These glimpses flicker and fade as the material fact of her world begins to manifest around me. Not inside the bedroom, but somewhere nearby. Shadowy trees. Dim light somewhere ahead. My body coalesces into the familiar form of an immense, otherworldly wolf-beast. I find myself awash in the smell of soil and plants, the scent-tracks of squirrels and housecats crisscrossing the ivy all around me. The dim light in the distance is her circle of candles, seen through the french doors to her bedroom. She ducks her head to sniff up another bump.
The scene around me resolves into final coherence: I’m crouched on a tree-lined, ivied bank, overlooking the back patio of her semi-fancy middle-class-lookin’ Earthling house. Sure hope I’m not stuck in this shithole world for long. Sometimes Earth sucks me of my powers. I stifle a pang of nervousness, forcing my mind not to dwell on the recollection of the time – all too recently, given my long memory – that I spent a decade or two stuck on some Earth or other… as a mute, ordinary dog, without so much as the ability to spit fire. Blanking my thoughts of this bullshit, I creep slowly down through the ivy, keeping my attention in my snout, focusing on the trails of tiny nocturnal beasts.
A little splashing sound, and a thought not my own: a simple, startled, “What’s that?!”
Ha, I truly have landed here in a disoriented state. I’m not alone, and I didn’t even realize it. There’s a dude, in a hot tub, at the tree-shadowed end of the deck. Short sideburns and fat mustache. Craning to try and see me. He can’t. “There’s nothing there,” he’s thinking to himself. “You’re just being paranoid, you stupid idiot.” Then an illuminating thought crosses his mind – illuminating to me, that is: “That coked-out ditz couldn’t summon a dead cat out of a wet paper bag.”
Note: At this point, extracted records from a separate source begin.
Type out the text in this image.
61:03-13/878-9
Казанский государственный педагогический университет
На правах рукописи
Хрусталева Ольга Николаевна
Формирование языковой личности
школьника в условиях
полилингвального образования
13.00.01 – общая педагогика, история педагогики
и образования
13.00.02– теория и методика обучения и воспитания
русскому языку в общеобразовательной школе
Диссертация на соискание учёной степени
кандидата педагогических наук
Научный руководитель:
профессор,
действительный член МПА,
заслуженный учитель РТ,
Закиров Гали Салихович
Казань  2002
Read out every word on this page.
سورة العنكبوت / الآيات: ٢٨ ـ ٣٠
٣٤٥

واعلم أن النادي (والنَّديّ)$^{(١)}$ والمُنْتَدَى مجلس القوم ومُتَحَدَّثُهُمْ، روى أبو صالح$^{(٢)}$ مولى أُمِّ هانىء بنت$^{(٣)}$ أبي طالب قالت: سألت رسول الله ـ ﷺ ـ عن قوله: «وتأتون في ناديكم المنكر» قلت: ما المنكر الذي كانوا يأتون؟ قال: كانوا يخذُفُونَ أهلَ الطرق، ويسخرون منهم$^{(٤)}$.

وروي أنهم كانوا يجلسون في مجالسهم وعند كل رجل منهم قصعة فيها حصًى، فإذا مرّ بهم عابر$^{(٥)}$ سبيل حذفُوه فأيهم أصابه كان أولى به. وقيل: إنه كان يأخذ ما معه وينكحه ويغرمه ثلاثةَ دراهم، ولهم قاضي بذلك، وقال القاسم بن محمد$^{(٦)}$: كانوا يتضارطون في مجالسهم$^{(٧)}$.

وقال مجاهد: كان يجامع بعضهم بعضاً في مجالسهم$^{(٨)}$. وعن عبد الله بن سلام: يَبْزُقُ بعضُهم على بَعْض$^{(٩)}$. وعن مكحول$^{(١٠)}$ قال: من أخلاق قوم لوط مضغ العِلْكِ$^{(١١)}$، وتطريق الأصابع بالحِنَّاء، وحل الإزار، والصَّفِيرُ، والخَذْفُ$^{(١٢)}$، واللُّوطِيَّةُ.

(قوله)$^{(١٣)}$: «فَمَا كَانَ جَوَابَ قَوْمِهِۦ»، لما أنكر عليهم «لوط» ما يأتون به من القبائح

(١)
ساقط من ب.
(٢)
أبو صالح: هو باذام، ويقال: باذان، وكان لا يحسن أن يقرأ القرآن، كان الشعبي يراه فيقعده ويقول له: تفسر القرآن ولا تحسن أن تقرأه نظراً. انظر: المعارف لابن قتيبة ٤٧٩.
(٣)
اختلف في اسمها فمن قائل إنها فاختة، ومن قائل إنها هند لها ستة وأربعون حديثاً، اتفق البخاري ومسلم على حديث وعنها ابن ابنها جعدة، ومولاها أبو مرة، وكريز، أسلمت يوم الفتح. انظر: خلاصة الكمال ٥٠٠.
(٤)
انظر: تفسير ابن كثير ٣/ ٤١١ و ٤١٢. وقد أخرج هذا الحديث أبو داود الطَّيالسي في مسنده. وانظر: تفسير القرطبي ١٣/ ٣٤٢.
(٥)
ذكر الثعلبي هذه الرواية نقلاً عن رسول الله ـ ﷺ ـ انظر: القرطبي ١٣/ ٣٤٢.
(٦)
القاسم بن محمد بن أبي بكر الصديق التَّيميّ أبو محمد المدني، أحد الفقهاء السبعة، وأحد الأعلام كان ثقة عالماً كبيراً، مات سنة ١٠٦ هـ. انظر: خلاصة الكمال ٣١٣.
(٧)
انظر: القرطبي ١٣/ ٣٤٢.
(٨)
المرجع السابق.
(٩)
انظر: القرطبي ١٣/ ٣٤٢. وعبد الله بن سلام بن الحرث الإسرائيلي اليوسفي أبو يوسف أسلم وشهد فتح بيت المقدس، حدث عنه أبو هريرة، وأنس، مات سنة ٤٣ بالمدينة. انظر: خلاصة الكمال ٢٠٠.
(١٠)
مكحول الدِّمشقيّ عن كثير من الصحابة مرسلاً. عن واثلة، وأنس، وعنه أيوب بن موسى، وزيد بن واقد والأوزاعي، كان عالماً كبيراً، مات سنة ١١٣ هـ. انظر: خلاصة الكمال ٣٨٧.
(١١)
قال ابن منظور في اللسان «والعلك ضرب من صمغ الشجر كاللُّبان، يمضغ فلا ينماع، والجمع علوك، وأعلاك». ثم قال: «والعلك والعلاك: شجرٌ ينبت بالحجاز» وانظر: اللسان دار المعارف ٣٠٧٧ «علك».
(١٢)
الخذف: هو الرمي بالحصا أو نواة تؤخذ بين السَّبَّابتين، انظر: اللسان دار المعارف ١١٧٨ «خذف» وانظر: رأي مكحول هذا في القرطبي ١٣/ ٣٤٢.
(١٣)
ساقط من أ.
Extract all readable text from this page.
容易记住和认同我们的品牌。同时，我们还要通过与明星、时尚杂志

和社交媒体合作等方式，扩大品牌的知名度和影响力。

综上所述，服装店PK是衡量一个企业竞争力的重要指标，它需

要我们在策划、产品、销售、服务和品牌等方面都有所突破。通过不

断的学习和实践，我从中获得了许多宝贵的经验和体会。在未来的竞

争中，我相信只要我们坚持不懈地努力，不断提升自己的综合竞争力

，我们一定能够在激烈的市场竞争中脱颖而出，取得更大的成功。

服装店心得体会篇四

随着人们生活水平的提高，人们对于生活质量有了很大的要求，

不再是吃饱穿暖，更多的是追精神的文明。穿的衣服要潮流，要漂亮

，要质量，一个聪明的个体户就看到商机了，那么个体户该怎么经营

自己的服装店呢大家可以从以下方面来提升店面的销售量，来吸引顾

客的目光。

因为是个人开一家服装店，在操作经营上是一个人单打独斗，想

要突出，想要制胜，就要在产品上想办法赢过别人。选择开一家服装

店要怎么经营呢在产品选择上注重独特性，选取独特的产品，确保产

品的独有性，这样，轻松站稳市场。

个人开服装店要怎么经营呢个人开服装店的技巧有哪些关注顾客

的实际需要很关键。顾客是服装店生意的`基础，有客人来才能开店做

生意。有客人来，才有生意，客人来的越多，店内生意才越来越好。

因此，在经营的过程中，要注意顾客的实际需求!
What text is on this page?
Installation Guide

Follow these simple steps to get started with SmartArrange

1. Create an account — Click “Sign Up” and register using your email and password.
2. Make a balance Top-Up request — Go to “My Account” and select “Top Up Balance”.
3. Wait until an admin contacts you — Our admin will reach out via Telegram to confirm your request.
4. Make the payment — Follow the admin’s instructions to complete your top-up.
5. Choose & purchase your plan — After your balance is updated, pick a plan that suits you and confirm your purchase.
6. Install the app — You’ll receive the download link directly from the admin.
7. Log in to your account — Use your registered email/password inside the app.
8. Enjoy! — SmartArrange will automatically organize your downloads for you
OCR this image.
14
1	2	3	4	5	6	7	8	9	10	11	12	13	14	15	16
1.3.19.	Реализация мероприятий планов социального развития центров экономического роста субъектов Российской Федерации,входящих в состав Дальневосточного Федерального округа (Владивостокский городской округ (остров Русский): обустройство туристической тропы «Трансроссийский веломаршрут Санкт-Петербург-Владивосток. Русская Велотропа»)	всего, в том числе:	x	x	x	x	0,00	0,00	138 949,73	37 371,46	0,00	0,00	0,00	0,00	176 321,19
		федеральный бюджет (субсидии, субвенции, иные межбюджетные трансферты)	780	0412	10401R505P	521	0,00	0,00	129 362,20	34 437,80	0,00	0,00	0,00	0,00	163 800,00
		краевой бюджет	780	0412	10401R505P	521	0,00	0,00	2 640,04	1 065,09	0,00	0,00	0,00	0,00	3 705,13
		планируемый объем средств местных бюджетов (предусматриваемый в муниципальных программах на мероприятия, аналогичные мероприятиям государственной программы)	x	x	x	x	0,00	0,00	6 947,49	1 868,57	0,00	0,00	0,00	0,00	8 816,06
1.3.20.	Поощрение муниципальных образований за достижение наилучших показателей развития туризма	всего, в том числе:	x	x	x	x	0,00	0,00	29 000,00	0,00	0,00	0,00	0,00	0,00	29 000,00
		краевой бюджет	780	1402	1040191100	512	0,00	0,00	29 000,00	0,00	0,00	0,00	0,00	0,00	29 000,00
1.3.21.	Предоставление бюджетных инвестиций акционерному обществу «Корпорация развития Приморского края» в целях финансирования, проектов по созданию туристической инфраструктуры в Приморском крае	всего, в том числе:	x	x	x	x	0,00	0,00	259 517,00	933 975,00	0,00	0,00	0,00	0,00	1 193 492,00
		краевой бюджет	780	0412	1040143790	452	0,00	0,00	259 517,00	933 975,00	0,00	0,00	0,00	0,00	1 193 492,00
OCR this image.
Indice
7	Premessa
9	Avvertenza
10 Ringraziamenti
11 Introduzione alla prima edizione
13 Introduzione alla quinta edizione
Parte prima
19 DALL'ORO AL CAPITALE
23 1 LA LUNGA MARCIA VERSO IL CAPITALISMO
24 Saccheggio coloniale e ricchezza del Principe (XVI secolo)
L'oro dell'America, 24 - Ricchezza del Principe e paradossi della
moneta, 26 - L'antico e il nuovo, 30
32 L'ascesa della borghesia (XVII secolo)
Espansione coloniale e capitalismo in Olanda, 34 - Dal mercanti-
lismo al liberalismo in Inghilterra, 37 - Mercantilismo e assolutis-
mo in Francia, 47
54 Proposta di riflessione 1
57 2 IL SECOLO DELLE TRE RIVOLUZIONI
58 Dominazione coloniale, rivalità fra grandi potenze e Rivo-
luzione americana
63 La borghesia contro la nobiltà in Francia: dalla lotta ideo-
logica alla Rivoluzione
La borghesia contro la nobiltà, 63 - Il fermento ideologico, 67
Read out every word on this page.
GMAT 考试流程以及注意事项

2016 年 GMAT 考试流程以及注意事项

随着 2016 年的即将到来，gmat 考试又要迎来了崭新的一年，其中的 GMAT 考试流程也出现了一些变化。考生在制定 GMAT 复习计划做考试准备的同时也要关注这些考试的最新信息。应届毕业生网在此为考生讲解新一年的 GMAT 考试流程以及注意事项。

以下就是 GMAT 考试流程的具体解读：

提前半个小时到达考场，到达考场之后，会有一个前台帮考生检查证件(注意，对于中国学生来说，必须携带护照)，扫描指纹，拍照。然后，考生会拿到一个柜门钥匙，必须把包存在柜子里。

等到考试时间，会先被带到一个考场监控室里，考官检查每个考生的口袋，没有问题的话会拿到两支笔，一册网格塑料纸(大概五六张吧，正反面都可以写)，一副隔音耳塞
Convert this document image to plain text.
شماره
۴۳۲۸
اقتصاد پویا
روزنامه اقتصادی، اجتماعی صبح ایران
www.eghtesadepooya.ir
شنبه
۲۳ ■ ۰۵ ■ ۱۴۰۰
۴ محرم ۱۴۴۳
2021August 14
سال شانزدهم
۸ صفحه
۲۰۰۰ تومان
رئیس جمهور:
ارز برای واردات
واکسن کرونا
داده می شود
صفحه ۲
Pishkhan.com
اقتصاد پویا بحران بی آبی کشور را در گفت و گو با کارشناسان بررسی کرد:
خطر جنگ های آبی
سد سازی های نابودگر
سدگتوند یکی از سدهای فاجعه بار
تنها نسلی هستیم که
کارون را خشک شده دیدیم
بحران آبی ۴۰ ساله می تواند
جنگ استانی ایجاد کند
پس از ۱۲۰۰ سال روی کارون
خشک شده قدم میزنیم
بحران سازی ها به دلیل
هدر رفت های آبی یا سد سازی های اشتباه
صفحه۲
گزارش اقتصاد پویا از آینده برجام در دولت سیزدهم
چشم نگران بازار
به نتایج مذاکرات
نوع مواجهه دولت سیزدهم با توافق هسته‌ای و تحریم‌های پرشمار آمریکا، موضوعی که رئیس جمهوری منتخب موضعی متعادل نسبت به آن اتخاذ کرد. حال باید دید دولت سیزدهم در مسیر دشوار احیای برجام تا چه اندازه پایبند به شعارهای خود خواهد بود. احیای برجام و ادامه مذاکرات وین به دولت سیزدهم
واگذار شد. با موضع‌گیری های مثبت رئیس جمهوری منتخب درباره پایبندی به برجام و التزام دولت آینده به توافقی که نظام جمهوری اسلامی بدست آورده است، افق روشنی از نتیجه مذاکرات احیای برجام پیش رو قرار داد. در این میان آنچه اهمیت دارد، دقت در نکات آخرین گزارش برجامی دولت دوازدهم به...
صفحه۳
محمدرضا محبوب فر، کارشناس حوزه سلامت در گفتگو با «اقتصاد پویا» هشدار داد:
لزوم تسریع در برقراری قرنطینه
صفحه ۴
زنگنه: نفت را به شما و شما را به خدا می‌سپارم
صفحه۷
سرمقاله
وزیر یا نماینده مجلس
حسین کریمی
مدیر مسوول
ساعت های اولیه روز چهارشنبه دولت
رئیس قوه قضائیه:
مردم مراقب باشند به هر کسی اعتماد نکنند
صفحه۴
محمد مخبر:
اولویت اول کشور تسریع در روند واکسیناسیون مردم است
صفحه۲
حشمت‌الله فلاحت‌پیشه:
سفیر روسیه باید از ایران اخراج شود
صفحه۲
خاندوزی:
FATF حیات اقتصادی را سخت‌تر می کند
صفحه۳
Interesting image. I wonder if that’s technically a mixed metaphor. He wipes his hands on a towel and does a bump of coke off of a mirror perched on the edge of the hot tub – ooh, livin’ dangerously, bro. And yeah, that’s not mixed metaphor, just cokehead gibberish. Piece of work, these two.
Dude reclines, peeking from the shadows in through the french doors, sipping a gin and tonic or whatever. He stares at his wife as she reads aloud. His cokehead heart ratatats. His thoughts jangle around on the theme of his wife’s shortcomings, all of which seem plausible enough, though his snippy tone and petty complaints imply shortcomings of his own in at least equal measure. He starts with an inventory of what he perceives as the “flaws” in her appearance, ho hum. Then he ruminates over the spat they had only minutes ago, debating whether or not she should “try to summon Great Akaz,” and whether to do it with or without him. He (of course) asserting she both couldn’t, and shouldn’t, alone; and (b) he had no such intention to help her do that right now and wanted to soak in the goddamn hot tub. Blah blah motherfuckin’ blah.
Then, in his ruminations, he dwells a bit longer on the topic of her ineptitude as a sorceress; and various images flicker through his mind: books, candlelit rituals, group sex with fellow dilettantes preceded by mental foreplay in the form of cokehead debates about esoteric lore, bantering loudly at one another like college students arguing about the themes of a novel they haven’t read.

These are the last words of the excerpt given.